Relatório afirma que barreiras impostas por Israel prejudicam o desenvolvimento, também dificultado pelo status da região como território ocupado e posteriormente anexado.

Assentamento de Har Gilo, perto de Jerusalém. Foto: IRIN/ Erica Silverman

Assentamento de Har Gilo, perto de Jerusalém. Foto: IRIN/ Erica Silverman

A economia palestina em Jerusalém Oriental tem sido progressivamente isolada e restrita e agora detém menos da metade da influência econômica que tinha em 1993, diz um novo relatório da Conferência das Nações Unidas sobre Comércio e Desenvolvimento (UNCTAD). O documento, intitulado, A Economia Palestina em Jerusalém Oriental: Anexação, Isolamento e Desintegração Duradouros, foi publicado nesta quarta-feira (8).

Um ambiente econômico incapacitado, taxas altas e crescentes de pobreza, uma indústria instável e escassez de habitação são alguns dos fatores que criam dificuldades para os habitantes palestinos da cidade e retêm o potencial da sua economia.

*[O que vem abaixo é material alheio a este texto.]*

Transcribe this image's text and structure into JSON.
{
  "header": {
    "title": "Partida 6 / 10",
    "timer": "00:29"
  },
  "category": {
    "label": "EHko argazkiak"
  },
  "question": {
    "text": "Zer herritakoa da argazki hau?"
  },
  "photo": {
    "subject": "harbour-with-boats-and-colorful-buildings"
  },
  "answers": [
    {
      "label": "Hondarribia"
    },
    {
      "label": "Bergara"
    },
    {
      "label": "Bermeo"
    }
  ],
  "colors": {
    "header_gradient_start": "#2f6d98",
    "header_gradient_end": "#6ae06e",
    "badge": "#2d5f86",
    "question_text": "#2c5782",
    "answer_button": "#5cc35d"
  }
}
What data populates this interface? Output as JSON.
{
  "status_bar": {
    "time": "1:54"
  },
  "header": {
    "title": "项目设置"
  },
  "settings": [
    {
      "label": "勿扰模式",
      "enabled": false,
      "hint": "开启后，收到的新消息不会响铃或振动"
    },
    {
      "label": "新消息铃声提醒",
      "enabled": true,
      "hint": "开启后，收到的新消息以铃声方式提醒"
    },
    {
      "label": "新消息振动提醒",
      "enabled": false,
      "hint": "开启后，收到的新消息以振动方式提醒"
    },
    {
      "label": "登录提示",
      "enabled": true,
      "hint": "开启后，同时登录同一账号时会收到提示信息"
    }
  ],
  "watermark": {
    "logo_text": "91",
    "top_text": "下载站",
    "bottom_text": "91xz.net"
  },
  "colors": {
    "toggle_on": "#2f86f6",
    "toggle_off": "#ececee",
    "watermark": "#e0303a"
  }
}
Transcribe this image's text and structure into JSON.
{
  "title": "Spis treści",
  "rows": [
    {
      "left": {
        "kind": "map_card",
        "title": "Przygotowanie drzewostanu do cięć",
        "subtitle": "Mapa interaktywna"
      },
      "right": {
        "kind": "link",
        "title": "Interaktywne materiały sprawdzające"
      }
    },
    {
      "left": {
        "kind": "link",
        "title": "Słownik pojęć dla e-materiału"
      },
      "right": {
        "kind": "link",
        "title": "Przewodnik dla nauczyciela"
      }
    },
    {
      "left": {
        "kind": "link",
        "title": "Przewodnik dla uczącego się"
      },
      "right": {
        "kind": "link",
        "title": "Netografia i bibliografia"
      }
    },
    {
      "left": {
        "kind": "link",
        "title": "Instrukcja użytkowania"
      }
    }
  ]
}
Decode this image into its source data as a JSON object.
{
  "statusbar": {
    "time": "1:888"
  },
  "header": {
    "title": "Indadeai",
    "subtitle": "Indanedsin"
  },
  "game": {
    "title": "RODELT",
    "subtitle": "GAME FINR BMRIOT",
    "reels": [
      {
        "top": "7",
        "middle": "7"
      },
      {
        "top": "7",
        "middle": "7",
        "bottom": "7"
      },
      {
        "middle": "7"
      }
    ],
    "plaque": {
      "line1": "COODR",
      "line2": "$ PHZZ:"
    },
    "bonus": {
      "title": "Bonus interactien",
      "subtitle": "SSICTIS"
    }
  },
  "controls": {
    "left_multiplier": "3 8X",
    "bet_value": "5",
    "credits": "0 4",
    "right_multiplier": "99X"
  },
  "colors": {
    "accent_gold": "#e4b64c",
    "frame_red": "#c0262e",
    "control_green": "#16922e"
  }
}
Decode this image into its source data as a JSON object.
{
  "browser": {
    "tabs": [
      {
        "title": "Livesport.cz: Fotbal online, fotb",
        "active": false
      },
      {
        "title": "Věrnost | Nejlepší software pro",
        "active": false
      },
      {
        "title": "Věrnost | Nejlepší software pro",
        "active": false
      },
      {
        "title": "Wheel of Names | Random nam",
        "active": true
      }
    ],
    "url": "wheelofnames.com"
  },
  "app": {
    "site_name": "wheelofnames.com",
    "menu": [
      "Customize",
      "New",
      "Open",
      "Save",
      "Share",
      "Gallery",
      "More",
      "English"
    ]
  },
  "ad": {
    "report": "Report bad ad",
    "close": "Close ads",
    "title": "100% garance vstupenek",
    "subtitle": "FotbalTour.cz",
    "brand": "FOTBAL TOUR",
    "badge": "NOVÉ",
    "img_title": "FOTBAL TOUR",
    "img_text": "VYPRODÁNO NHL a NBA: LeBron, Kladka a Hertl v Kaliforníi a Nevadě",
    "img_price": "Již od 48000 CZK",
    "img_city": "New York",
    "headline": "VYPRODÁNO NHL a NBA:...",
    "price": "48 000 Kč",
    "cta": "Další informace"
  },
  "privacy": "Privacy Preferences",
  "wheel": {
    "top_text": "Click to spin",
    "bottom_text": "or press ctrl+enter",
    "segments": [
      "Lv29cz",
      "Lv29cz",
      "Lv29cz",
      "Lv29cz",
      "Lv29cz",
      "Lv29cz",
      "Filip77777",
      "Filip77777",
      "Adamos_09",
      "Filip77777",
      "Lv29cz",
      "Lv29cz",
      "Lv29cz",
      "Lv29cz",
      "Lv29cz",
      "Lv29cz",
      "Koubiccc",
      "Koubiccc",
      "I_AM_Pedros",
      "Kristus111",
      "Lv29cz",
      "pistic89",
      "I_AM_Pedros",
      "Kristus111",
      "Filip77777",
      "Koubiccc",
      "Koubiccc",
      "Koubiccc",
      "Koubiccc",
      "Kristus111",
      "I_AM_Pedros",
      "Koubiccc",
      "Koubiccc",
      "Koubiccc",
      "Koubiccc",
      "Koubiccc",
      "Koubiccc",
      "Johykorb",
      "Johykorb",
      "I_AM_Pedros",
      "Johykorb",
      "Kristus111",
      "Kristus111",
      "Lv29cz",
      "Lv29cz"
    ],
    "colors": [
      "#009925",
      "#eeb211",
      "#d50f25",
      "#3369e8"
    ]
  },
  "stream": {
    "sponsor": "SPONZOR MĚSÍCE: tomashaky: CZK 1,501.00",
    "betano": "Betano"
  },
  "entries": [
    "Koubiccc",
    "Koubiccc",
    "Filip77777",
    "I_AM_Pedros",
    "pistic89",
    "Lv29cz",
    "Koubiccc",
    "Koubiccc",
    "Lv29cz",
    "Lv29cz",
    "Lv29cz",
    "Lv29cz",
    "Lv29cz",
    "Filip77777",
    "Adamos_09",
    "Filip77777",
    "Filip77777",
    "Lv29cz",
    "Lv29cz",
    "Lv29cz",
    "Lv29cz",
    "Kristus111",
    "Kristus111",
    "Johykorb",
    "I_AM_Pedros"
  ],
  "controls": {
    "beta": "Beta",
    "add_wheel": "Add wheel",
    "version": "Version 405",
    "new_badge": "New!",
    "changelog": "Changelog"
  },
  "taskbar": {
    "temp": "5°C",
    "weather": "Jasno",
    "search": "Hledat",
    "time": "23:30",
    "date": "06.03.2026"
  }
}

De acordo com o documento, a economia da região é limitada por impedimentos israelenses que afetam o território palestino ocupado em geral. Além disso, muitos obstáculos são específicos em razão do status de Jerusalém Oriental como um território ocupado e posteriormente anexado unilateralmente por Israel.

Enquanto o Produto Interno Bruto (PIB) de Jerusalém Oriental — cerca 600 milhões de dólares em 2010 — tem aumentado, ainda que marginalmente, desde 2001, seu tamanho relativo caiu porque o crescimento em Jerusalém Oriental tem ficado abaixo do restante da Palestina.

Estima-se que a barreira de separação israelense impôs mais de 1 bilhão de dólares em prejuízos diretos para a economia de Jerusalém Oriental desde que a sua construção começou em 2003, diz o relatório.

Jerusalém Oriental é o maior centro de população palestina, com mais de 280 mil habitantes que vivem na cidade e outros 80 mil nos subúrbios.

A ocupação israelense começou em 1967, com a redefinição dos limites municipais e a anexação de Jerusalém Oriental. De acordo com o relatório, uma série de políticas israelenses impediram o crescimento natural da população palestina. O status dos palestinos em Jerusalém como meros “residentes permanentes”, sob a lei israelense, os restringe de serviços como habitação, emprego, educação e saúde.

O relatório pede uma série de medidas que permitam a retomada do crescimento, incluindo investimentos dos setores públicos e privados palestinos, assim como dos doadores, para enfrentar os principais desafios socioeconômicos em Jerusalém Oriental, como a melhoria da proteção social e desenvolvimento e estímulo do progresso econômico.

O documento também pede a criação de fontes alternativas e mecanismos sustentáveis de financiamento do investimento, habitação e de outras atividades produtivas.